This successful textbook on predictive text mining offers a unified
perspective on a rapidly evolving field, integrating topics spanning the
varied disciplines of data science, machine learning, databases, and
computational linguistics. Serving also as a practical guide, this
unique book provides helpful advice illustrated by examples and case
studies.
This highly anticipated second edition has been thoroughly revised and
expanded with new material on deep learning, graph models, mining social
media, errors and pitfalls in big data evaluation, Twitter sentiment
analysis, and dependency parsing discussion. The fully updated content
also features in-depth discussions on issues of document classification,
information retrieval, clustering and organizing documents, information
extraction, web-based data-sourcing, and prediction and evaluation.

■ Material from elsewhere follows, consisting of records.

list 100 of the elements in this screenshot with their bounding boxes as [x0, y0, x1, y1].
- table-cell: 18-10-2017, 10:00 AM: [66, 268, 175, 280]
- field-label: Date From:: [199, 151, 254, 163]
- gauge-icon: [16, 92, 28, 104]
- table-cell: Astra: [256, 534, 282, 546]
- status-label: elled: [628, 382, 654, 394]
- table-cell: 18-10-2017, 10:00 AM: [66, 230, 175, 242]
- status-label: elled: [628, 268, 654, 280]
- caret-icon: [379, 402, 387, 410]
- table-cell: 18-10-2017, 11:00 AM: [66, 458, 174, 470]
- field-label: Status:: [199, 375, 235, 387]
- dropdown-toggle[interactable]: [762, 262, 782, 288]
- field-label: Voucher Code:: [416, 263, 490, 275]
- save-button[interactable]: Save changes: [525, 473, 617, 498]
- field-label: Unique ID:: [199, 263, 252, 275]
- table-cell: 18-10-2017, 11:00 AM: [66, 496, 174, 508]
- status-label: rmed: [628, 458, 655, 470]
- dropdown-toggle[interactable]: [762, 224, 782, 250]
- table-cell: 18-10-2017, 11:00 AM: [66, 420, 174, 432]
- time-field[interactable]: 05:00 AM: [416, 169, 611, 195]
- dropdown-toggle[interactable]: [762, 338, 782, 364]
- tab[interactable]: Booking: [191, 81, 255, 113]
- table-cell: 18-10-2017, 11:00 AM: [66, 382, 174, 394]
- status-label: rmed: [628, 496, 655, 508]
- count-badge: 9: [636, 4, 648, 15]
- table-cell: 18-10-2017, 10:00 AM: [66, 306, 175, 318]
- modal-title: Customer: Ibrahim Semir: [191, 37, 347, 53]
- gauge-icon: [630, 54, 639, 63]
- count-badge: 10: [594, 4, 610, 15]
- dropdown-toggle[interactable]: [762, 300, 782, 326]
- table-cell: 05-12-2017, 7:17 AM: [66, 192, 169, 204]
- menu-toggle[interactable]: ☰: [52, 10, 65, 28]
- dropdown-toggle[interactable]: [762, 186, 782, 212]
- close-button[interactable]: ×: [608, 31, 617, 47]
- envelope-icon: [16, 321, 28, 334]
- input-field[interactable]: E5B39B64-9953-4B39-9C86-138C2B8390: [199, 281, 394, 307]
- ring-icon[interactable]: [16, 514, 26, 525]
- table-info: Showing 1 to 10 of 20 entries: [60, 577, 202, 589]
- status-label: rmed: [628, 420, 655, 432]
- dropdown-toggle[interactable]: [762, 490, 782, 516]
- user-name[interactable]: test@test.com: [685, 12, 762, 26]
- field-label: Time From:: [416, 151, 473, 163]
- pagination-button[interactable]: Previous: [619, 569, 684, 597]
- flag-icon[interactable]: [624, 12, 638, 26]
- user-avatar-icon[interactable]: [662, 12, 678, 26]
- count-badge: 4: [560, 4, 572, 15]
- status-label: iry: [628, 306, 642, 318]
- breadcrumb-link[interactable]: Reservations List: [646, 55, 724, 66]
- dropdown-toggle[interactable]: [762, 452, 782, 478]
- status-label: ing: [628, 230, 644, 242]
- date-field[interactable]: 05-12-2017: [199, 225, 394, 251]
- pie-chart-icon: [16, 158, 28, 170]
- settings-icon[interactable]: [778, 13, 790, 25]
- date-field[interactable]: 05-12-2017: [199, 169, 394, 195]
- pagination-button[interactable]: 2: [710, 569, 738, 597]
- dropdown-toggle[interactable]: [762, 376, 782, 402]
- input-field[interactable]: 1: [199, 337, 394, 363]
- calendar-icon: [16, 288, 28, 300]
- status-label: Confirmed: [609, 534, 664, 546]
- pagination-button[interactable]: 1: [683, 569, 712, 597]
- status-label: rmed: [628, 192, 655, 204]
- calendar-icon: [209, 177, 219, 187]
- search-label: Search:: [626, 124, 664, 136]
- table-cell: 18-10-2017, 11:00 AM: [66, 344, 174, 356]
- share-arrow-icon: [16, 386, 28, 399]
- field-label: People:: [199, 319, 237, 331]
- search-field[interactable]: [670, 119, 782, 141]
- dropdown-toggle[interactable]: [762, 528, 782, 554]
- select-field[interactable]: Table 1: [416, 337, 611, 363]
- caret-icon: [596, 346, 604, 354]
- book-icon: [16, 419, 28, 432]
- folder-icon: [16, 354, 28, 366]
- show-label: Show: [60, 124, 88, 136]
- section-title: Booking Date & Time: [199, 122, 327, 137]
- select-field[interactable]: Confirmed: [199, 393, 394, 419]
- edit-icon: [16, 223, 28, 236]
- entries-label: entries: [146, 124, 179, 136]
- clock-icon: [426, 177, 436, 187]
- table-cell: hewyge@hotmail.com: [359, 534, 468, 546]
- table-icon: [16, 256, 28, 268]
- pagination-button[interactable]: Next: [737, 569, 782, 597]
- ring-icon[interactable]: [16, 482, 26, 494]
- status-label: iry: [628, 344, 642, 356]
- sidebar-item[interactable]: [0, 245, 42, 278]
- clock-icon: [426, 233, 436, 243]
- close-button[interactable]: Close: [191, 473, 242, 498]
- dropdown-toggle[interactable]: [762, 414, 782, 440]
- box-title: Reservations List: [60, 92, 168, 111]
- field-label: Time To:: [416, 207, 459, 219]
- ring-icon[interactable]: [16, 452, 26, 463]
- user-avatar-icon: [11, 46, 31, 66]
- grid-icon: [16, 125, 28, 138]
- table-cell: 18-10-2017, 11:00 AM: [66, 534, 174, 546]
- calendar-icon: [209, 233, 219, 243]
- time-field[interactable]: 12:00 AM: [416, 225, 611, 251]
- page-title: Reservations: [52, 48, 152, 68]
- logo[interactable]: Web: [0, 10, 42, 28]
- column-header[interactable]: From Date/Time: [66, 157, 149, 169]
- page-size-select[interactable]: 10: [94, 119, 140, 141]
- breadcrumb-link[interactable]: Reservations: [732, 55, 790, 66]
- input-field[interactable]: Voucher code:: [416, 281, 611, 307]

Topics and features: presents a comprehensive, practical and
easy-to-read introduction to text mining; includes chapter summaries,
useful historical and bibliographic remarks, and classroom-tested
exercises for each chapter; explores the application and utility of each
method, as well as the optimum techniques for specific scenarios;
provides several descriptive case studies that take readers from problem
description to systems deployment in the real world; describes methods
that rely on basic statistical techniques, thus allowing for relevance
to all languages (not just English); contains links to free downloadable
industrial-quality text-mining software and other supplementary
instruction material.
Fundamentals of Predictive Text Mining is an essential resource for IT
professionals and managers, as well as a key text for advanced
undergraduate computer science students and beginning graduate students.